那大抵是我一生中做过的最梦幻轻盈的梦。
就像床头挂着的琉璃盏,一碰就碎。
我坐起身,拈起枕边的帕子擦了擦额上的汗,“阿遥,什么时辰了?”
“回娘娘,现在是丑时二刻。”阿遥进来,替我打起床边的帘子,素手向着窗边一点,窗扇便自动打开,露出外面熟悉的永恒的暗夜与幽深的夜光。
“魔君回来了吗?”我揉揉额头。
“未曾,君上先前派人传话来,今晚恐怕是不得闲,请娘娘先行休息,不必等他。”
“也对,他前几日才登基,这几日应酬交际,正是走不开的时候。”我掀开被子正要下床,阿遥便按住我,“君上嘱咐过,每月临近望日时,您的身体就异常虚弱,不能轻易下床走动。”

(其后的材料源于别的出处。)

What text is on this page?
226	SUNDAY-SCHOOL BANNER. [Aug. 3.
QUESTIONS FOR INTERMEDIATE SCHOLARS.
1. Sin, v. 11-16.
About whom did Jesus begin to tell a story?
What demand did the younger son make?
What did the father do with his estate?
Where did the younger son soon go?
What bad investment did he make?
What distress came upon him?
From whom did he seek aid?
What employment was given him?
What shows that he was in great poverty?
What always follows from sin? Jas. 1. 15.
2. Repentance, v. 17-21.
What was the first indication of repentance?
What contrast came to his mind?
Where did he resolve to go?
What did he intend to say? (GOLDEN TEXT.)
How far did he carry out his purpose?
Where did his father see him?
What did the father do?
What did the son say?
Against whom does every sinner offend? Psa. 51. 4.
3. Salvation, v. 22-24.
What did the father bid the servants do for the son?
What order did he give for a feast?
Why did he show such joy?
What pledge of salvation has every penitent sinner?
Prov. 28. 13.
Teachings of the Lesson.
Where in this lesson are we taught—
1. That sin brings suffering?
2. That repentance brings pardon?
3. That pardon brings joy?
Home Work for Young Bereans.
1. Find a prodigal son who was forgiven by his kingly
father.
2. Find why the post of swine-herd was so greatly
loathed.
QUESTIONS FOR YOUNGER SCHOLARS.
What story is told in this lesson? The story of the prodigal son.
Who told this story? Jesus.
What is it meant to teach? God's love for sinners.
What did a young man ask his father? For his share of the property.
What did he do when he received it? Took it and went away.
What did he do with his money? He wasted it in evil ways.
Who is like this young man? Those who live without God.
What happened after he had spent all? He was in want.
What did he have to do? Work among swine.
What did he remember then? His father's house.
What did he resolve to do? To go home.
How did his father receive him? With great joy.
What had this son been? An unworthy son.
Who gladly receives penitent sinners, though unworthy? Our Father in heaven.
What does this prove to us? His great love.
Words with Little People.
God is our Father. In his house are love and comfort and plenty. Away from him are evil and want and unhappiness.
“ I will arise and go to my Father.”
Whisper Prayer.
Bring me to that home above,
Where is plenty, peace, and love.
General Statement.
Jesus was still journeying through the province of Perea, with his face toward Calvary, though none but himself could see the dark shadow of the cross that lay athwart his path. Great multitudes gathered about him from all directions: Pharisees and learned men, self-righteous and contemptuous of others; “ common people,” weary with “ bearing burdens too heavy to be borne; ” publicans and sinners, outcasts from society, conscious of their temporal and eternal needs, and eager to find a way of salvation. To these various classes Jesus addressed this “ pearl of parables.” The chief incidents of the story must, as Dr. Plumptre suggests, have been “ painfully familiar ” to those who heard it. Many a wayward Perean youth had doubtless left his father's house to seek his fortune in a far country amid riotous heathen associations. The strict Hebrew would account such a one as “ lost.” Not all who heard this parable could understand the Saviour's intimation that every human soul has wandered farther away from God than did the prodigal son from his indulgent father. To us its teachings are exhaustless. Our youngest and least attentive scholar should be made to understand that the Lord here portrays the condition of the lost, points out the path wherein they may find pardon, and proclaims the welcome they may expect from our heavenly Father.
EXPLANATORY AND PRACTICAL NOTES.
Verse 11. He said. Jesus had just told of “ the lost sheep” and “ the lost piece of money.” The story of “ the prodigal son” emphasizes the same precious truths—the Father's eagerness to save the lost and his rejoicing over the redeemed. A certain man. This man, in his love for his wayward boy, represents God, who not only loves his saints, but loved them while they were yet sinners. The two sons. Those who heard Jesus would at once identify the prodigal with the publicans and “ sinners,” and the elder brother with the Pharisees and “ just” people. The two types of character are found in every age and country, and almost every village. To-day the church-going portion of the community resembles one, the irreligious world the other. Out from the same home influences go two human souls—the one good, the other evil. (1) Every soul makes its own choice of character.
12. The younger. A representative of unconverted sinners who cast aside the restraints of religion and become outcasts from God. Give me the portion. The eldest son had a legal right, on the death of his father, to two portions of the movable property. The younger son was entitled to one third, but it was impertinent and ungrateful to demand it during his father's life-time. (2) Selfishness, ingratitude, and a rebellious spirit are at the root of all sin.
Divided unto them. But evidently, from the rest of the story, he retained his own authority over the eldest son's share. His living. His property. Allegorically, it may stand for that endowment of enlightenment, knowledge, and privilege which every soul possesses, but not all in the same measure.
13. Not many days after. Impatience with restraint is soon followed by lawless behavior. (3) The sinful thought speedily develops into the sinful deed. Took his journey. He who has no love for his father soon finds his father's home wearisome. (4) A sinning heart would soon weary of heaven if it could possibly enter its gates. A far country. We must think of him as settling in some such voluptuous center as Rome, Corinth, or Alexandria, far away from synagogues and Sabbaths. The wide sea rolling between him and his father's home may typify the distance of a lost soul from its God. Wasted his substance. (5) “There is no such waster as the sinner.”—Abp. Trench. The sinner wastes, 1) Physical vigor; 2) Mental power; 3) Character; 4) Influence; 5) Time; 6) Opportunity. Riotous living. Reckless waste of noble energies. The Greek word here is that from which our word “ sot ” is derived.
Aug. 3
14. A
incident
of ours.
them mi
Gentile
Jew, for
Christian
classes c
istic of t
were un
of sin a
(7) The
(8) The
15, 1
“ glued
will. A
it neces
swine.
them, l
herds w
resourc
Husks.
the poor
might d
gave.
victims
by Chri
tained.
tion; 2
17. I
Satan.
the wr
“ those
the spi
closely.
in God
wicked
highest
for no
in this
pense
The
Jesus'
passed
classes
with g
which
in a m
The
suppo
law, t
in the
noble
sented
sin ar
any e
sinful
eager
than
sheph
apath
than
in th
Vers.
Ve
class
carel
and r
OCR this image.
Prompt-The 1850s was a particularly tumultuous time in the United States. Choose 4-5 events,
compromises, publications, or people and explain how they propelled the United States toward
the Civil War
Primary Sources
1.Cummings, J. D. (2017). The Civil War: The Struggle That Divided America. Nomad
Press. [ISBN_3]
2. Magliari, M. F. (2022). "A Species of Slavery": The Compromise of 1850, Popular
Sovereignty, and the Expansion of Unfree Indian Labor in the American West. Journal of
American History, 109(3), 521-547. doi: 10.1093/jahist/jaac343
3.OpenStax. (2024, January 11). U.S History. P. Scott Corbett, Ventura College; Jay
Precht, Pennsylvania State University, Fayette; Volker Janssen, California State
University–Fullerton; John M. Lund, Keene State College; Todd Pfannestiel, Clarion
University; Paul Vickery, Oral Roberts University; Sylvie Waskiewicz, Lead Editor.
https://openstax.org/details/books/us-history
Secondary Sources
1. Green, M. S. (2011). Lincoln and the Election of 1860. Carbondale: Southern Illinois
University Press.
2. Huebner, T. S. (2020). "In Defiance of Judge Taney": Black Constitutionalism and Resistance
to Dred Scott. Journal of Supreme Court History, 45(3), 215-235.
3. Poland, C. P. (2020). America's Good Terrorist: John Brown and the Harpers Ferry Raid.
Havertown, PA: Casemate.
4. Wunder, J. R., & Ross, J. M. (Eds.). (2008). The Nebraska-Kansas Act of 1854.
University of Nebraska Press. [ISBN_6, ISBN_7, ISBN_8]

“不下便不下,”我挥挥手,懒得和这丫头争辩,“叫右护法来见我。”
“是。”
阿遥的动作快得很,不到一刻钟右护法便到了我的寝殿。
隔着重重叠叠的珠帘,我窥见那张苍老又暗藏机锋的脸颊。
“王后深夜召老臣前来,不知所为何事?”他向我垂垂下拜。
“云敖登基,本宫不知该送他些什么贺礼,所以请了右护法前来帮本宫斟酌商议。”云敖,便是我如今的夫君,新任魔君的名字。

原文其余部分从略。